Plaintiff argues that she has standing because of the Illinois Supreme Court’s decision in Rosenbach v. Six Flags Entertainment Corp., 2019 IL 123186. Plaintiff states that Rosenbach stands for the proposition that the allegation of a statutory violation, such as FACTA, is enough to establish standing to sue, without the plaintiff having to show a resulting injury. Plaintiff argues that this holding was reaffirmed by the Illinois Supreme Court in McDonald v. Symphony Bronzeville Park, LLC, 2022 IL 126511 and Cothron v. White Castle System, Inc., 2023 IL 128004.
Walgreen argues that Rosenbach “was not a standing case at all and arises in the unique context of biometrics.” Moreover, the holding of Rosenbach has only been reaffirmed in the context of BIPA and that plaintiff has not identified any cases with differing facts where a court has held “that a statutory violation alone is sufficient to defeat an asserted standing defense.” Walgreen points to cases like Bryant v. Compass Group, USA, Inc., 58 F.3d 617 (7th Cir. 2020) where a violation of BIPA was found to satisfy Article III standing in federal court and cases where no-injury FACTA plaintiffs were unable to establish standing on a violation alone.

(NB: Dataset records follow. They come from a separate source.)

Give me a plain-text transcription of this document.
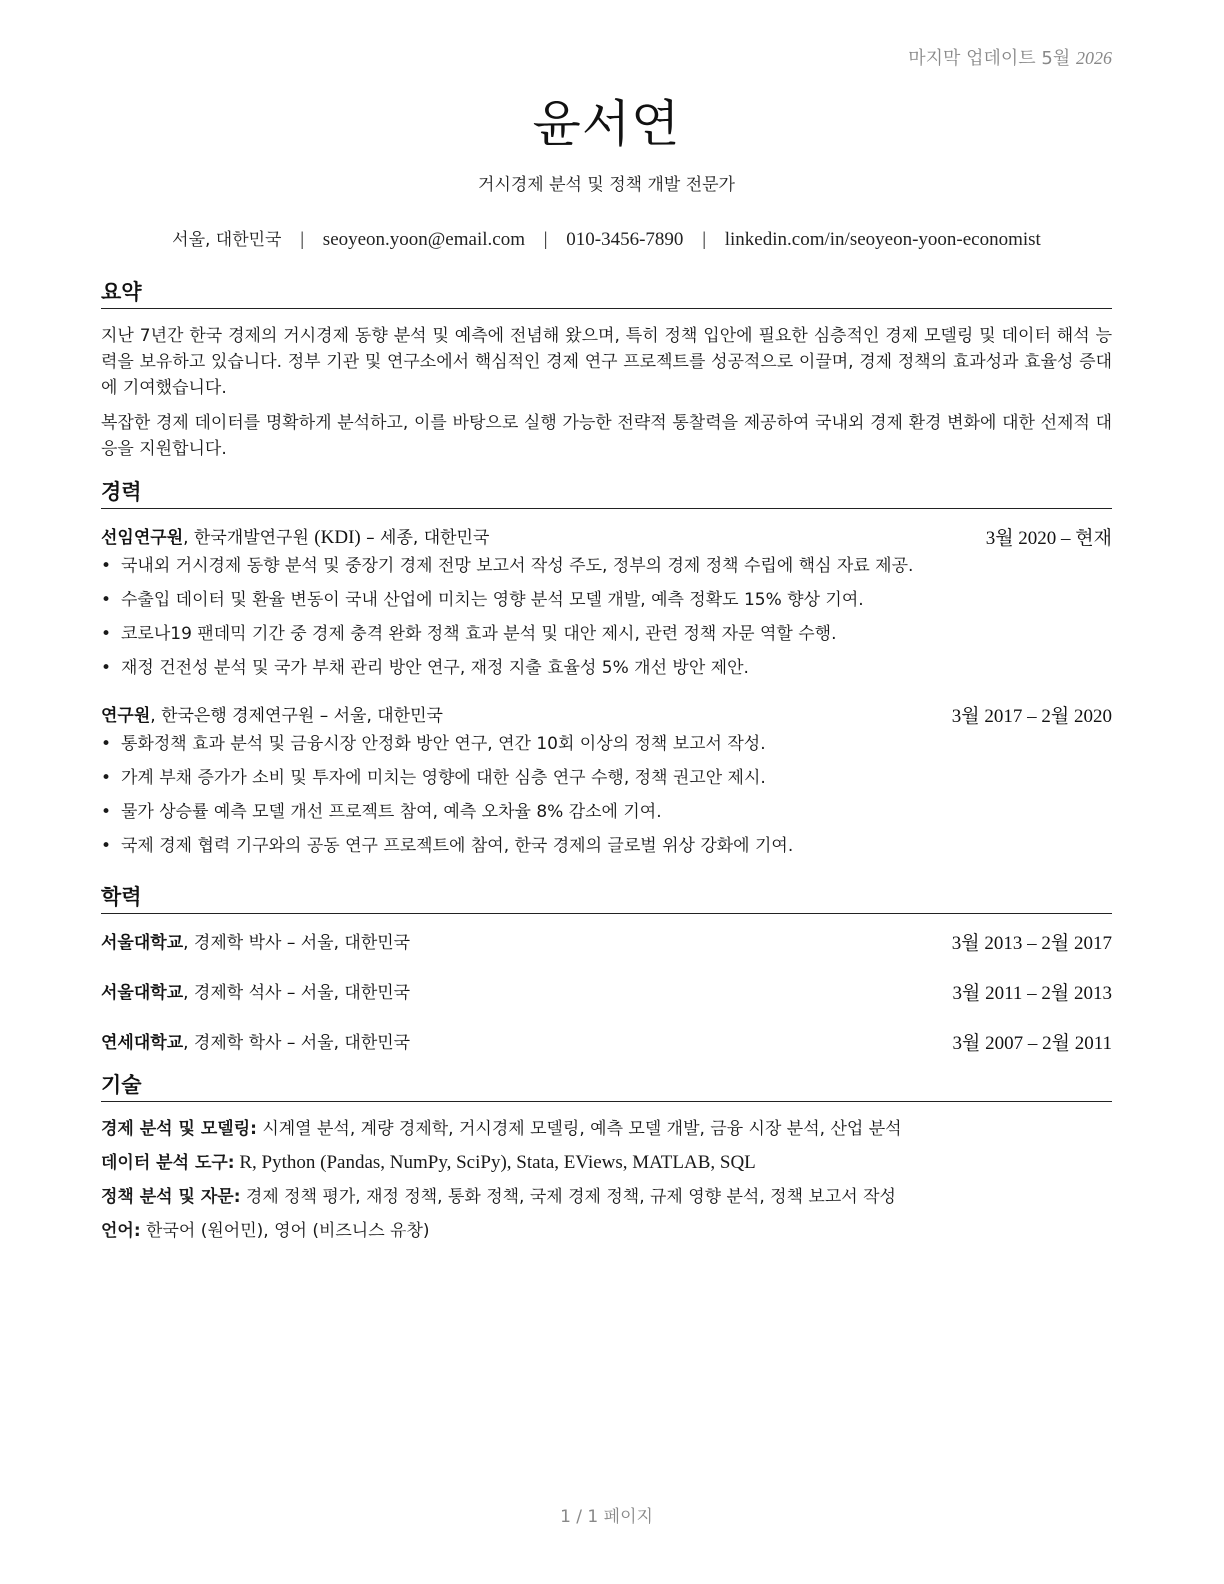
마지막 업데이트 5월 2026
윤서연
거시경제 분석 및 정책 개발 전문가
서울, 대한민국 | seoyeon.yoon@email.com | 010-3456-7890 | linkedin.com/in/seoyeon-yoon-economist
요약

지난 7년간 한국 경제의 거시경제 동향 분석 및 예측에 전념해 왔으며, 특히 정책 입안에 필요한 심층적인 경제 모델링 및 데이터 해석 능력을 보유하고 있습니다. 정부 기관 및 연구소에서 핵심적인 경제 연구 프로젝트를 성공적으로 이끌며, 경제 정책의 효과성과 효율성 증대에 기여했습니다.

복잡한 경제 데이터를 명확하게 분석하고, 이를 바탕으로 실행 가능한 전략적 통찰력을 제공하여 국내외 경제 환경 변화에 대한 선제적 대응을 지원합니다.

경력
선임연구원, 한국개발연구원 (KDI) – 세종, 대한민국	3월 2020 – 현재
• 국내외 거시경제 동향 분석 및 중장기 경제 전망 보고서 작성 주도, 정부의 경제 정책 수립에 핵심 자료 제공.
• 수출입 데이터 및 환율 변동이 국내 산업에 미치는 영향 분석 모델 개발, 예측 정확도 15% 향상 기여.
• 코로나19 팬데믹 기간 중 경제 충격 완화 정책 효과 분석 및 대안 제시, 관련 정책 자문 역할 수행.
• 재정 건전성 분석 및 국가 부채 관리 방안 연구, 재정 지출 효율성 5% 개선 방안 제안.
연구원, 한국은행 경제연구원 – 서울, 대한민국	3월 2017 – 2월 2020
• 통화정책 효과 분석 및 금융시장 안정화 방안 연구, 연간 10회 이상의 정책 보고서 작성.
• 가계 부채 증가가 소비 및 투자에 미치는 영향에 대한 심층 연구 수행, 정책 권고안 제시.
• 물가 상승률 예측 모델 개선 프로젝트 참여, 예측 오차율 8% 감소에 기여.
• 국제 경제 협력 기구와의 공동 연구 프로젝트에 참여, 한국 경제의 글로벌 위상 강화에 기여.
학력
서울대학교, 경제학 박사 – 서울, 대한민국	3월 2013 – 2월 2017
서울대학교, 경제학 석사 – 서울, 대한민국	3월 2011 – 2월 2013
연세대학교, 경제학 학사 – 서울, 대한민국	3월 2007 – 2월 2011
기술
경제 분석 및 모델링: 시계열 분석, 계량 경제학, 거시경제 모델링, 예측 모델 개발, 금융 시장 분석, 산업 분석
데이터 분석 도구: R, Python (Pandas, NumPy, SciPy), Stata, EViews, MATLAB, SQL
정책 분석 및 자문: 경제 정책 평가, 재정 정책, 통화 정책, 국제 경제 정책, 규제 영향 분석, 정책 보고서 작성
언어: 한국어 (원어민), 영어 (비즈니스 유창)
1 / 1 페이지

In Fausett v. Walgreen Co., the Illinois Supreme Court could extend its holding in Rosenbach to other contexts, expanding the ability of plaintiffs to satisfy the “injury in fact” requirement and opening the door to cases oriented around other statutory violations. The court also could firmly establish that its holding in Rosenbach should be constrained to its facts and that other statutory violations, without plaintiffs showing resulting injury, cannot establish standing.
Either outcome could significantly change the standing landscape in Illinois and this is especially so as the Seventh Circuit has continued to strictly apply standing doctrine under Article III and plaintiffs have begun to file their lawsuits under FACTA, the Fair Debt Collection Practices Act, and other similar statutes in Illinois state court.